Die Sberbank leide zwar unter Wirtschaftskrise und Finanzsanktionen. Sie habe aber gelernt, damit zu leben, sagte Gref.

«Wir brauchen eine Diversifizierung der Wirtschaft, um die Abhängigkeit von Öl und Gas zu verringern», betonte der Bankchef. Darüber wird in Russland seit langem geredet, Gref sieht sein Land aber unter Zeitdruck: «Das wird bei intensivem Einsatz mindestens 15 Jahre dauern. Mehr Zeit haben wir nicht, weil alternative Energien sich rasch entwickeln.» Sonnenenergie werde Prognosen zufolge etwa im Jahr 2028 bei Leistung und Kosten mit anderen Energieträgern mithalten können, sagte er als ein Beispiel.

Der Bedarf an Öl und Gas werde nicht schwinden, doch die fossilen Energieträger müssten anders genutzt werden: «Wir als Besitzer der weltgrößten Rohstoffvorräte müssen an deren Veredelung arbeiten.» Durch neue Entwicklungen in der Chemie sollten andere Produkte entstehen.

Gref erwartet dabei auch eine neue Rolle für Russlands Energiefirmen. «Unsere Energiekonzerne haben Ressourcen für große Investitionen. Sie könnten auch im Bereich alternativer Energie arbeiten.»

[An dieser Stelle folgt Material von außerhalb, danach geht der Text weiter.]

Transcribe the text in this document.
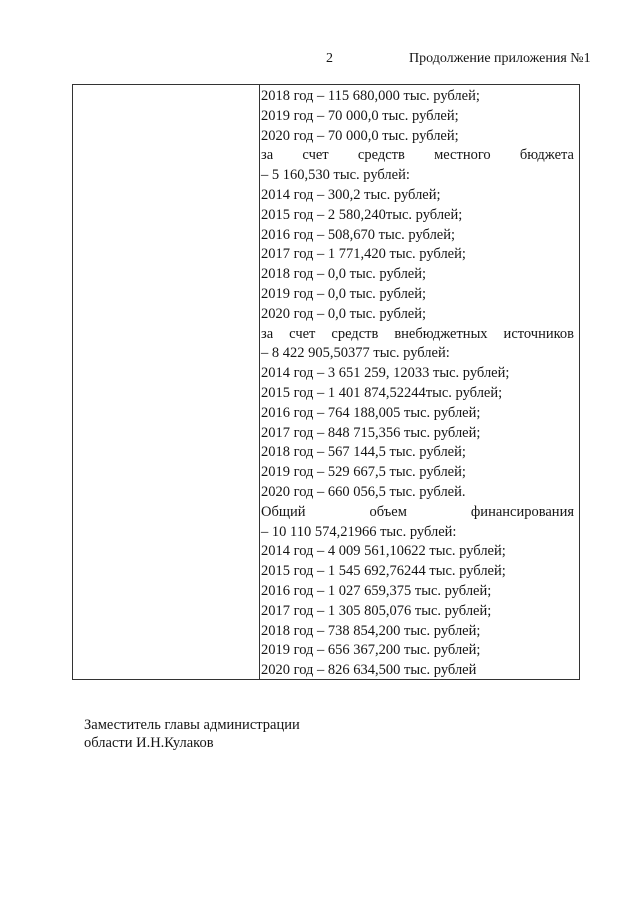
2	Продолжение приложения №1
2018 год – 115 680,000 тыс. рублей;
2019 год – 70 000,0 тыс. рублей;
2020 год – 70 000,0 тыс. рублей;
за счет средств местного бюджета
– 5 160,530 тыс. рублей:
2014 год – 300,2 тыс. рублей;
2015 год – 2 580,240тыс. рублей;
2016 год – 508,670 тыс. рублей;
2017 год – 1 771,420 тыс. рублей;
2018 год – 0,0 тыс. рублей;
2019 год – 0,0 тыс. рублей;
2020 год – 0,0 тыс. рублей;
за счет средств внебюджетных источников
– 8 422 905,50377 тыс. рублей:
2014 год – 3 651 259, 12033 тыс. рублей;
2015 год – 1 401 874,52244тыс. рублей;
2016 год – 764 188,005 тыс. рублей;
2017 год – 848 715,356 тыс. рублей;
2018 год – 567 144,5 тыс. рублей;
2019 год – 529 667,5 тыс. рублей;
2020 год – 660 056,5 тыс. рублей.
Общий объем финансирования
– 10 110 574,21966 тыс. рублей:
2014 год – 4 009 561,10622 тыс. рублей;
2015 год – 1 545 692,76244 тыс. рублей;
2016 год – 1 027 659,375 тыс. рублей;
2017 год – 1 305 805,076 тыс. рублей;
2018 год – 738 854,200 тыс. рублей;
2019 год – 656 367,200 тыс. рублей;
2020 год – 826 634,500 тыс. рублей
Заместитель главы администрации
области И.Н.Кулаков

An Russlands derzeitiger Wirtschaftskrise seien nicht nur niedrige Ölpreise und westliche Sanktionen schuld, sagte Gref. «Es ist klar, dass wir Reformen zu lange hinausgezögert haben.» Er zielt dabei direkt auf die Politik: «Das Wichtigste wäre, dass die Staatsmacht sich selbst reformiert und effektiver wird.» Erst dann könnten andere Reformen in der Justiz, bei der Sicherung von Eigentumsrechten, beim Abbau von Bürokratie und im Rentensystem gelingen.

Allerdings hat Präsident Wladimir Putin die Diversifizierung auch in den ersten Amtsjahren nicht angepackt, als der Ölpreis noch hoch war. Gref war von 2000 bis 2007 als Minister für wirtschaftliche Entwicklung und Handel verantwortlich. Trotzdem sieht er für die nächsten Jahre eine Chance auf Veränderungen, weil der Druck höher sei: Die Angst gehe um, dass das Geld ausgehe, Öl und Gas weniger gefragt seien, die Wirtschaft nicht mehr wachsen werde. «Das könnte die treibende Kraft für Reformen werden.»

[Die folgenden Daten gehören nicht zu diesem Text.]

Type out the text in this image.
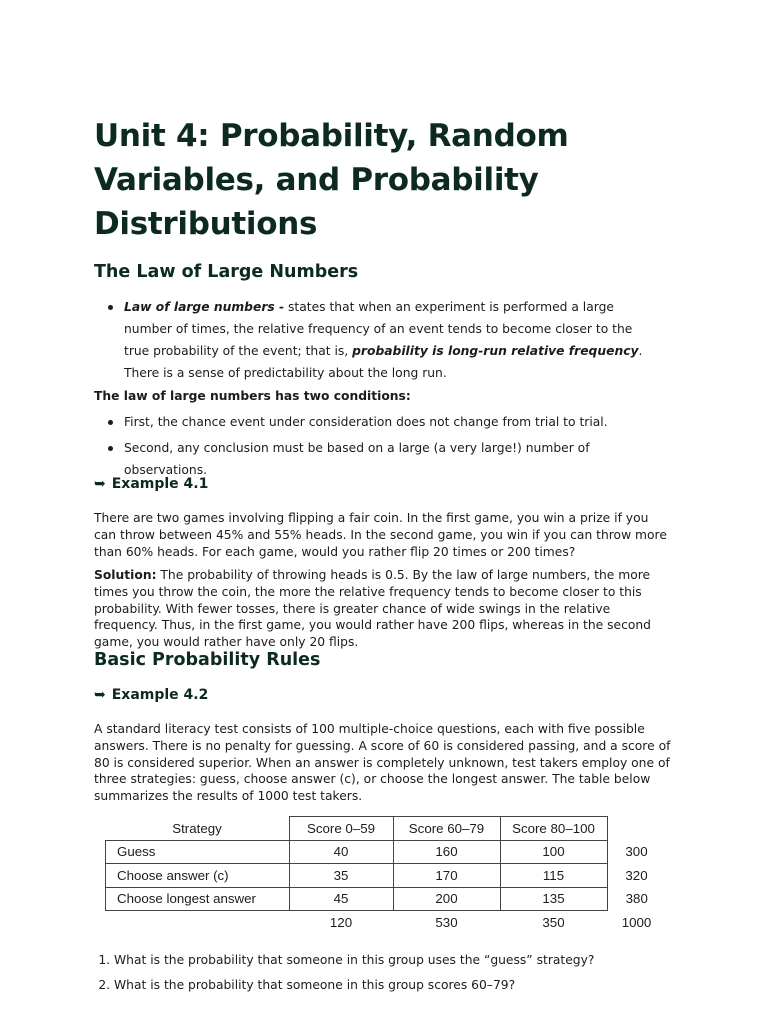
Unit 4: Probability, Random Variables, and Probability Distributions
The Law of Large Numbers
Law of large numbers - states that when an experiment is performed a large number of times, the relative frequency of an event tends to become closer to the true probability of the event; that is, probability is long-run relative frequency. There is a sense of predictability about the long run.
The law of large numbers has two conditions:
First, the chance event under consideration does not change from trial to trial.
Second, any conclusion must be based on a large (a very large!) number of observations.
➥ Example 4.1
There are two games involving flipping a fair coin. In the first game, you win a prize if you can throw between 45% and 55% heads. In the second game, you win if you can throw more than 60% heads. For each game, would you rather flip 20 times or 200 times?
Solution: The probability of throwing heads is 0.5. By the law of large numbers, the more times you throw the coin, the more the relative frequency tends to become closer to this probability. With fewer tosses, there is greater chance of wide swings in the relative frequency. Thus, in the first game, you would rather have 200 flips, whereas in the second game, you would rather have only 20 flips.
Basic Probability Rules
➥ Example 4.2
A standard literacy test consists of 100 multiple-choice questions, each with five possible answers. There is no penalty for guessing. A score of 60 is considered passing, and a score of 80 is considered superior. When an answer is completely unknown, test takers employ one of three strategies: guess, choose answer (c), or choose the longest answer. The table below summarizes the results of 1000 test takers.
Strategy	Score 0–59	Score 60–79	Score 80–100	
Guess	40	160	100	300
Choose answer (c)	35	170	115	320
Choose longest answer	45	200	135	380
	120	530	350	1000
1. What is the probability that someone in this group uses the “guess” strategy?
2. What is the probability that someone in this group scores 60–79?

In Russland geben seit Jahren Vertreter der Geheimdienste den Ton an, sie beherrschen auch die Rohstoffwirtschaft. Trotzdem hält Kremlchef Putin wirtschaftsliberale Politiker wie Gref oder Ex-Finanzminister Alexej Kudrin in Reserve. Er setzt auch auf ihren Rat. Gref will nach eigener Aussage aber nicht in die Politik zurückkehren.

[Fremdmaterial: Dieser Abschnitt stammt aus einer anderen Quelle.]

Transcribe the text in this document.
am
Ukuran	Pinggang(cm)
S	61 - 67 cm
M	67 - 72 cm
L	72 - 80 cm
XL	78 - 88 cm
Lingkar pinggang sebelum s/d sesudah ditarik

«Das vergangene Jahr war das schwerste für uns», sagte er zur Lage der Sberbank, die knapp ein Drittel des russischen Bankensektors ausmacht. Der Gewinn sei 2015 um ein Viertel auf 222,9 Milliarden Rubel (3,1 Mrd Euro) geschrumpft. «Wir haben aber gelernt, in einer Situation zu leben, in der es kein westliches Geld gibt.»

Die Finanzsanktionen der EU und USA - verhängt wegen des russischen Vorgehens gegen die Ukraine - unterbinden alle Geschäfte mit westlichen Banken, die länger als 30 Tage laufen. Im ersten Quartal 2016 verdiente die staatlich kontrollierte Sberbank 117,7 Milliarden Rubel (1,6 Mrd Euro).

«Unsere Zukunft wird, glaube ich, nicht im Investmentbanking, sondern im Internetbanking liegen», sagte Gref zur Strategie. Die Sberbank habe bereits 30 Millionen Kunden für mobiles Banking, sie wolle diese Serviceangebote weiter ausbauen. «99 Prozent der Transaktionen unserer Firmenkunden werden online abgewickelt, bei Privatkunden sind es 30 Prozent.» Das bisherige Netz von rund 16.000 Filialen - das größte in Russland - werde im Gegenzug schrumpfen.